По воцарившемуся вокруг меня молчанию я понял – не только я не знал, что это за группы заполнения, и узнал я это вместе со всеми. Речь шла о создании Протокольного центра, а группы эти были характерным явлением телевизионной эпохи.

– Группа заполнения, – объяснил нам молодой человек, – есть не что иное, как оперативная команда для заполнения пустот в кадре, сокращенно ОКЗПК, и как таковая – фактор конфронтации.

Вот такой ответ имел я в виду, когда сказал, что он был построен по законам стратегии. Вначале великое слово – существование, затем будничное слово – квартира, а далее одни только заумные понятия; тут уж участие не заставит себя ждать. Наша представительница попросила его подробнее разъяснить нам сказанное.

И мы это разъяснение получили. Мы узнали, что наша жизнь подчинена диктату взаимосвязи планетных систем, сокращенно ВЗАПСИС, и что мы не можем надеяться, будто наше житье-бытье остается незамеченным другой стороной. Важно тут одно – не облегчать задачи другой стороне. Точнее говоря, все дело в том, чтобы эту задачу ей усложнить. Национальные группы заполнения, сокращенно НАГЗ, весомая составная часть совокупности усложняющих средств.

– СОЧСУС, – сказала женщина, знакомая с кириллицей, и когда студент-заочник как-то тупо поглядел на нее, добавила: – Всего-навсего еще одно сокращение, извините, я не хотела вас прерывать.

Зато я бы сделал это с большим удовольствием: ведь нельзя же начинать с квартиры, а потом ни с того ни с сего переключаться на планетные системы. Но здесь слушали не меня, студент-заочник продолжал держать речь.

По всей вероятности, к концу долгих ученических лет его так напичкали знаниями, что каждое высказанное слово приносило ему заметное облегчение.

– По телевидению, – сказал он, – общественно-актуальные форумы транслируют, начиная с определенной степени их значимости, и престиж докладчика на этих форумах определяется числом голов слушателей, которые будут вмонтированы в кадры с его речью. Как принято сейчас считать, личный авторитет докладчика обратно пропорционален числу вмонтированных в кадры с его речью голов. Таким образом добились признания сторонники увеличения и уменьшения числа вмонтированных голов, теории, которая гласит примерно...
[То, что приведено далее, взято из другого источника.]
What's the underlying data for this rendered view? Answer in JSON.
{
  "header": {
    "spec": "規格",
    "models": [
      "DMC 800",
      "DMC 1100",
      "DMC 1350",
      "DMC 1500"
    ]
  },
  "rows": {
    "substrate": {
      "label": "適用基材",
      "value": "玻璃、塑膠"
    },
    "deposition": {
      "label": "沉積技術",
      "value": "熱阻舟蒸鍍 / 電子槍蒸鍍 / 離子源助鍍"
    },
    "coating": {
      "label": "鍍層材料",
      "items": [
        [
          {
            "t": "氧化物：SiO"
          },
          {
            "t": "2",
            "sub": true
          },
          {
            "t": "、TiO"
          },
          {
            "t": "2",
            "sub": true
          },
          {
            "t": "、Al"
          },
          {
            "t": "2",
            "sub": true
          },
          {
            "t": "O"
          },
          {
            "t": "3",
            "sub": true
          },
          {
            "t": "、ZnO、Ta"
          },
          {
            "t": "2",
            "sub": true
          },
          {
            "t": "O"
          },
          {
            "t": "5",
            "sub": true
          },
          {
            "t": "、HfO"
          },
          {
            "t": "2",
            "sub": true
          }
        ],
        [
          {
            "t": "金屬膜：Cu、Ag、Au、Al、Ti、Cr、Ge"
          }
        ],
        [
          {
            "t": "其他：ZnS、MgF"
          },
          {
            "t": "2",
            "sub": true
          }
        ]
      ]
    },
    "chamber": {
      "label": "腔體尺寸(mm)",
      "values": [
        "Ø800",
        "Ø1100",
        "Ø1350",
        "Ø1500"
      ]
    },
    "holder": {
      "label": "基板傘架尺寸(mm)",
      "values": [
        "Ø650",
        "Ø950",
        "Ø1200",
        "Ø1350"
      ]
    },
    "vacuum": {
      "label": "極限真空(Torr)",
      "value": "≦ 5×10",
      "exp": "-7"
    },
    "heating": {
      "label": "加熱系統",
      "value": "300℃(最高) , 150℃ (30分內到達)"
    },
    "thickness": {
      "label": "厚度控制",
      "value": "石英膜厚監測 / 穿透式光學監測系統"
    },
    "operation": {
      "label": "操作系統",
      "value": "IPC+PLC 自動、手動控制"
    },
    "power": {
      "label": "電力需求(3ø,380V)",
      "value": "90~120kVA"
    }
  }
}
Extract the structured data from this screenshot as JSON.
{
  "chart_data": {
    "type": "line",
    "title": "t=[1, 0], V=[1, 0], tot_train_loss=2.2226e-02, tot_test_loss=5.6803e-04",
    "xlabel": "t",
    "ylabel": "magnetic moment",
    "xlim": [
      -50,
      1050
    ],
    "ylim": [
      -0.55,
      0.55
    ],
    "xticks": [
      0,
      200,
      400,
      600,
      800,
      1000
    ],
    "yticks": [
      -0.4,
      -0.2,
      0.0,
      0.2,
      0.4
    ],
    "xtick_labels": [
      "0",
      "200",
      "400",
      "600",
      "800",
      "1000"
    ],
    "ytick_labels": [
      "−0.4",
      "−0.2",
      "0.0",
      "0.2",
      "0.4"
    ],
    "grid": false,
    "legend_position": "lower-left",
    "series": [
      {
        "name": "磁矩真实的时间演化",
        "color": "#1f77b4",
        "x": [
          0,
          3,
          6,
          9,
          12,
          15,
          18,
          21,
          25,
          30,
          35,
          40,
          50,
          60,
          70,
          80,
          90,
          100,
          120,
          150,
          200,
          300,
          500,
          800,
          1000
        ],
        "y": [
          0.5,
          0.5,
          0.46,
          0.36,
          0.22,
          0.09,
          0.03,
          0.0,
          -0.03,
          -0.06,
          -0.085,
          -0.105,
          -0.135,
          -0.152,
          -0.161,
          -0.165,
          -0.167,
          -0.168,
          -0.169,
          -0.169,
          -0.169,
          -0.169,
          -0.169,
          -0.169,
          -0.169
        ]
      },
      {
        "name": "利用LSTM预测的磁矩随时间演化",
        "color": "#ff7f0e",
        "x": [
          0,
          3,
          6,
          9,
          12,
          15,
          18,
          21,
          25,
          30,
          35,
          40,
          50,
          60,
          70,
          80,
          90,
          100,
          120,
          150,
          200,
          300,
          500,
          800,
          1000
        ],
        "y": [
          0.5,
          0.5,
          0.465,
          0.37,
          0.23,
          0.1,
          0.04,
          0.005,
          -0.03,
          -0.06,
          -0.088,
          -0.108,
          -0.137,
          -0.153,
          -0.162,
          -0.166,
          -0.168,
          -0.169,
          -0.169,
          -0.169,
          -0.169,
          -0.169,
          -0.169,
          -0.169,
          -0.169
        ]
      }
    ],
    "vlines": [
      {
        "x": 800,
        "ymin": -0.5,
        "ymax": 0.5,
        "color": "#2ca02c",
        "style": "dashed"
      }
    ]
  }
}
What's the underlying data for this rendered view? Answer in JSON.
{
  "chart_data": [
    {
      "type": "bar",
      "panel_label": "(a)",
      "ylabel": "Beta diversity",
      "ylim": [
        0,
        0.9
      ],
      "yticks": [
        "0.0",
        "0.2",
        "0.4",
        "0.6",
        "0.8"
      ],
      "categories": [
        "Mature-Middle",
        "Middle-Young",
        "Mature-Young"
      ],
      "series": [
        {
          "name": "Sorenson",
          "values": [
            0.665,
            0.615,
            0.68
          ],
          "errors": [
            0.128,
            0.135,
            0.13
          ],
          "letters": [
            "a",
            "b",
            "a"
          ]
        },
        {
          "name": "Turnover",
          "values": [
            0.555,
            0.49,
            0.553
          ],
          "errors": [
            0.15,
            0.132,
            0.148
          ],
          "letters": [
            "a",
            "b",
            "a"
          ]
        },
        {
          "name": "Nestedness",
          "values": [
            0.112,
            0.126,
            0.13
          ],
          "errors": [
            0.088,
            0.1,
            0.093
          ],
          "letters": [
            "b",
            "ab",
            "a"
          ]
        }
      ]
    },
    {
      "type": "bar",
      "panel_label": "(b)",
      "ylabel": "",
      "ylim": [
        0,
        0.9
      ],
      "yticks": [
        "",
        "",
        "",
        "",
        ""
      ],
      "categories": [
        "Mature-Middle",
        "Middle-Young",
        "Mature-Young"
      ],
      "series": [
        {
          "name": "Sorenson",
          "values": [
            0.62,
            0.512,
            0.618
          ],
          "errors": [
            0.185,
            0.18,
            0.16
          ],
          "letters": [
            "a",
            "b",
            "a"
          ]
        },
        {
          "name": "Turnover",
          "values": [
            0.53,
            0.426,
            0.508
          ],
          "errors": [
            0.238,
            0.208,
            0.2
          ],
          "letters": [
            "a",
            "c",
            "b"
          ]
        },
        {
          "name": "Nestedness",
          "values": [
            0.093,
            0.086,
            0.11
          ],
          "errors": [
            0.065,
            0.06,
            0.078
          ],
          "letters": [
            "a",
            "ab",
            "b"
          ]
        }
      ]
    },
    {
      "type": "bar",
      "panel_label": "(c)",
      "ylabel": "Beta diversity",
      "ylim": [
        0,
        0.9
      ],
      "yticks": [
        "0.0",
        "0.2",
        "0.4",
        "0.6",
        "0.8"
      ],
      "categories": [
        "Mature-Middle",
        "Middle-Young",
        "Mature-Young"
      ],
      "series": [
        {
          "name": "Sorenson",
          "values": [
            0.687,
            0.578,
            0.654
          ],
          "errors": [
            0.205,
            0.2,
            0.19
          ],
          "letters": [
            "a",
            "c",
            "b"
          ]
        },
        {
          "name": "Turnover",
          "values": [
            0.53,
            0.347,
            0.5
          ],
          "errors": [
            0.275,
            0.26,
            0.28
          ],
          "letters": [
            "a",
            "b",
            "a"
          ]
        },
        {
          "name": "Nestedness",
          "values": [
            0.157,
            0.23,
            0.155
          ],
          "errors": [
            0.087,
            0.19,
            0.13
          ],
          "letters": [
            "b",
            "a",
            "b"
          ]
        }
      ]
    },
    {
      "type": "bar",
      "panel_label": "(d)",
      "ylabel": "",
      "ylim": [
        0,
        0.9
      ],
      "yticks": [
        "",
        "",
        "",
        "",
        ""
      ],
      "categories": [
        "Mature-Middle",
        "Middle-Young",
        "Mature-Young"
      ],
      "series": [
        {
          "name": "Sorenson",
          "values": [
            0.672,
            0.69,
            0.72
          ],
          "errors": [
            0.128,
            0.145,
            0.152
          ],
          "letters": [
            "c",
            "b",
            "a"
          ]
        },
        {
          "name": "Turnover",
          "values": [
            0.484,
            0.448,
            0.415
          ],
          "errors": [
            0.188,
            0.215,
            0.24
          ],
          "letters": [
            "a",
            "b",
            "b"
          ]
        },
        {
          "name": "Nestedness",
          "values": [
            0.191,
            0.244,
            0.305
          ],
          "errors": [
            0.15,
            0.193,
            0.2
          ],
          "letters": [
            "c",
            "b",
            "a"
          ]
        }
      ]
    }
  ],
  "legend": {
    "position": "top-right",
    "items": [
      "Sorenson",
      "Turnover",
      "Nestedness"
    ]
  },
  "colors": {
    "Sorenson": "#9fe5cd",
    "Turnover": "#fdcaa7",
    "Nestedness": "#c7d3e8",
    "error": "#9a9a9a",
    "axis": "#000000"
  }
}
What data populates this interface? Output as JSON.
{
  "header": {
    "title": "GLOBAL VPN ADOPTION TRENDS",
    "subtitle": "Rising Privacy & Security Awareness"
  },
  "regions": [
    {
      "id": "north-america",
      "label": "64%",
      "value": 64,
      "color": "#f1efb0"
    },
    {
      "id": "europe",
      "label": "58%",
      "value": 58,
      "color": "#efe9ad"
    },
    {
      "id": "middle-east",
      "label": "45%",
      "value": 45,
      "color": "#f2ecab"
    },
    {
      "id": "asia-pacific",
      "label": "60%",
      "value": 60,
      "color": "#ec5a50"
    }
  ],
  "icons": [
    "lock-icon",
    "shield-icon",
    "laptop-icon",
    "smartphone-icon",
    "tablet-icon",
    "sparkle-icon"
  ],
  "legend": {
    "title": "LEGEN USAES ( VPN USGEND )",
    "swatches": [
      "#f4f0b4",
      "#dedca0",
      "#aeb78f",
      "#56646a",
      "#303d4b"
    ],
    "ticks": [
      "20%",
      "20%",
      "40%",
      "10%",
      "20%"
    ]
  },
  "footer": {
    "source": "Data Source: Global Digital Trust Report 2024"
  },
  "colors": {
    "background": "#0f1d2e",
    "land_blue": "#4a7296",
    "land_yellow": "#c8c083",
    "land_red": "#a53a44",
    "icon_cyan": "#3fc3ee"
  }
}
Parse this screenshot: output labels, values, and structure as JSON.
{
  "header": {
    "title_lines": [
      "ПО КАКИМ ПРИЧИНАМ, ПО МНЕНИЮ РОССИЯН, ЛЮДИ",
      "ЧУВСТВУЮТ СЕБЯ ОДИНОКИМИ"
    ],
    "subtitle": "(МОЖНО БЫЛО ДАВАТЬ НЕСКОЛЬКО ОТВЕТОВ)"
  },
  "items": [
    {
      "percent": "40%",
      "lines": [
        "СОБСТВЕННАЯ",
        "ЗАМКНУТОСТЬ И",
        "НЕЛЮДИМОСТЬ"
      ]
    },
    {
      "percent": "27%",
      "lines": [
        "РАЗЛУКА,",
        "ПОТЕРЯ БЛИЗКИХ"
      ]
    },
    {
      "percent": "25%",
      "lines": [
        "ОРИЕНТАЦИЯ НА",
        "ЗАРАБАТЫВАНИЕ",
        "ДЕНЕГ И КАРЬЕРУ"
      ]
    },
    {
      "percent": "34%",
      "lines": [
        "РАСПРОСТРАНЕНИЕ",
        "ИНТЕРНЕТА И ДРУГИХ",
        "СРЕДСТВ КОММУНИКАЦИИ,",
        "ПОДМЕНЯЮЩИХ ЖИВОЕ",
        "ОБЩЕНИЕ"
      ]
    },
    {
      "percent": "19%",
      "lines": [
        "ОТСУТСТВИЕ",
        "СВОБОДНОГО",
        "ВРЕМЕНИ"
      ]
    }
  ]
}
– Можем себе представить, – сказала женщина, сидевшая под табло над дверью, табло, которое вот-вот заурчит и засветится лично ей, – но если сейчас раздастся звонок, а я не уловлю связи вашего разъяснения с вашим жилищным делом, я войду в канцелярию. Итак?

Молодой человек не торопясь продолжал:

– Придерживаясь законов оптики и заботясь о лучшем контакте докладчика со зрителями, телекамеры показывают преимущественно головы сидящих в первых шести рядах. Здесь по протоколу сидят высокопоставленные деятели общественной жизни, сокращенно ВЫДОЖ, и другая сторона изучает эту позицию с чрезвычайным интересом. Как здесь сидят? По алфавиту или по рангам? Кто присутствует, а кто отсутствует, и почему тут или там образовалась брешь в ряду кресел? Выше, среди факторов конфронтации, я назвал пустоты в кадре, теперь добавлю: среди них самые опасные – бреши.

– Понятно, – сказала женщина у двери, – и группа заполнения должна эти бреши заполнить, верно?

– Верно, – ответил заочник, – на сегодня выделили меня, объявлено, что будут присутствовать руководители государства, а из-за эпидемии гриппа вполне вероятно, что мне придется принять участие в передаче. Но я потерял удостоверение личности, его нашли и сдали сюда, мне велено его взять. Я должен его взять – без него я не войду во Дворец заседаний, ведь пропуск НАГЗ действителен только в сочетании с личным кодом, а код...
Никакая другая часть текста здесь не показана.